Drug-protein adducts based on covalent bonds are necessary to stimulate the immune system.
To initiate an IgE-immune response to a small drug-like a beta-lactam, a complex interplay of antigen-presenting cells (APC), T cells and B cells takes place (1,7). Neither the drug itself (too small) or the protein (often a self protein, to which tolerance exists) elicit a reaction. It is the novel hapten-protein adduct, which represents the antigen, which stimulates B- and T cells. For T-cell stimulation, the hapten-protein adduct is processed inside APC into smaller peptides and then presented on HLA. These immunogenic peptides keep the drug bound to the amino-acid only if the bonds between peptide and drug are covalent and stable.
For instance, amoxicilloyl- albumin is taken up by dendritic cells (DC) and/or B-cells acting as APCs. This hapten-protein adduct is processed inside the APC to peptides. Due to the covalent link between the hapten and protein/peptide, the peptides resulting from processing and presented to T cells still carry the amoxicilloyl group.
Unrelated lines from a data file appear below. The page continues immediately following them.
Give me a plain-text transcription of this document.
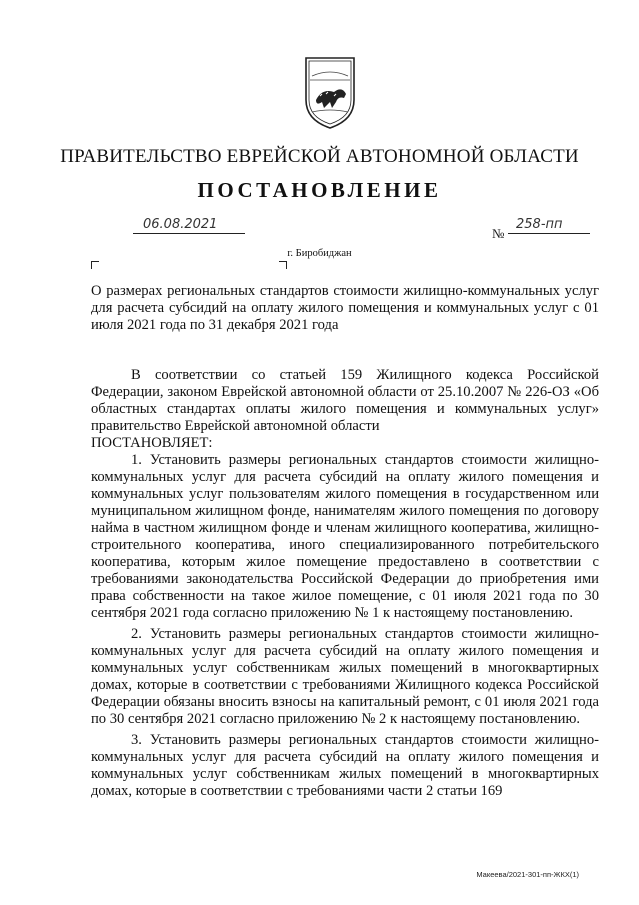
ПРАВИТЕЛЬСТВО ЕВРЕЙСКОЙ АВТОНОМНОЙ ОБЛАСТИ
ПОСТАНОВЛЕНИЕ
06.08.2021
№
258-пп
г. Биробиджан
О размерах региональных стандартов стоимости жилищно-коммунальных услуг для расчета субсидий на оплату жилого помещения и коммунальных услуг с 01 июля 2021 года по 31 декабря 2021 года

В соответствии со статьей 159 Жилищного кодекса Российской Федерации, законом Еврейской автономной области от 25.10.2007 № 226-ОЗ «Об областных стандартах оплаты жилого помещения и коммунальных услуг» правительство Еврейской автономной области

ПОСТАНОВЛЯЕТ:

1. Установить размеры региональных стандартов стоимости жилищно-коммунальных услуг для расчета субсидий на оплату жилого помещения и коммунальных услуг пользователям жилого помещения в государственном или муниципальном жилищном фонде, нанимателям жилого помещения по договору найма в частном жилищном фонде и членам жилищного кооператива, жилищно-строительного кооператива, иного специализированного потребительского кооператива, которым жилое помещение предоставлено в соответствии с требованиями законодательства Российской Федерации до приобретения ими права собственности на такое жилое помещение, с 01 июля 2021 года по 30 сентября 2021 года согласно приложению № 1 к настоящему постановлению.

2. Установить размеры региональных стандартов стоимости жилищно-коммунальных услуг для расчета субсидий на оплату жилого помещения и коммунальных услуг собственникам жилых помещений в многоквартирных домах, которые в соответствии с требованиями Жилищного кодекса Российской Федерации обязаны вносить взносы на капитальный ремонт, с 01 июля 2021 года по 30 сентября 2021 согласно приложению № 2 к настоящему постановлению.

3. Установить размеры региональных стандартов стоимости жилищно-коммунальных услуг для расчета субсидий на оплату жилого помещения и коммунальных услуг собственникам жилых помещений в многоквартирных домах, которые в соответствии с требованиями части 2 статьи 169

Макеева/2021-301-пп-ЖКХ(1)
A non-covalent bond between drug and protein would be disrupted by intracellular processing. This presentation of new (drug- modified) peptides stimulates T-cells, which secrete IL-4/IL-13 to provide help for B-cell maturation into IgE-producing plasma cells. The secreted specific IgE binds immediately to the high affinity Fc-receptor for IgE (FcεRI) on mast cells (MC) and basophils the individual is sensitized (figure 3). But even if therapy is continued, no symptoms appear.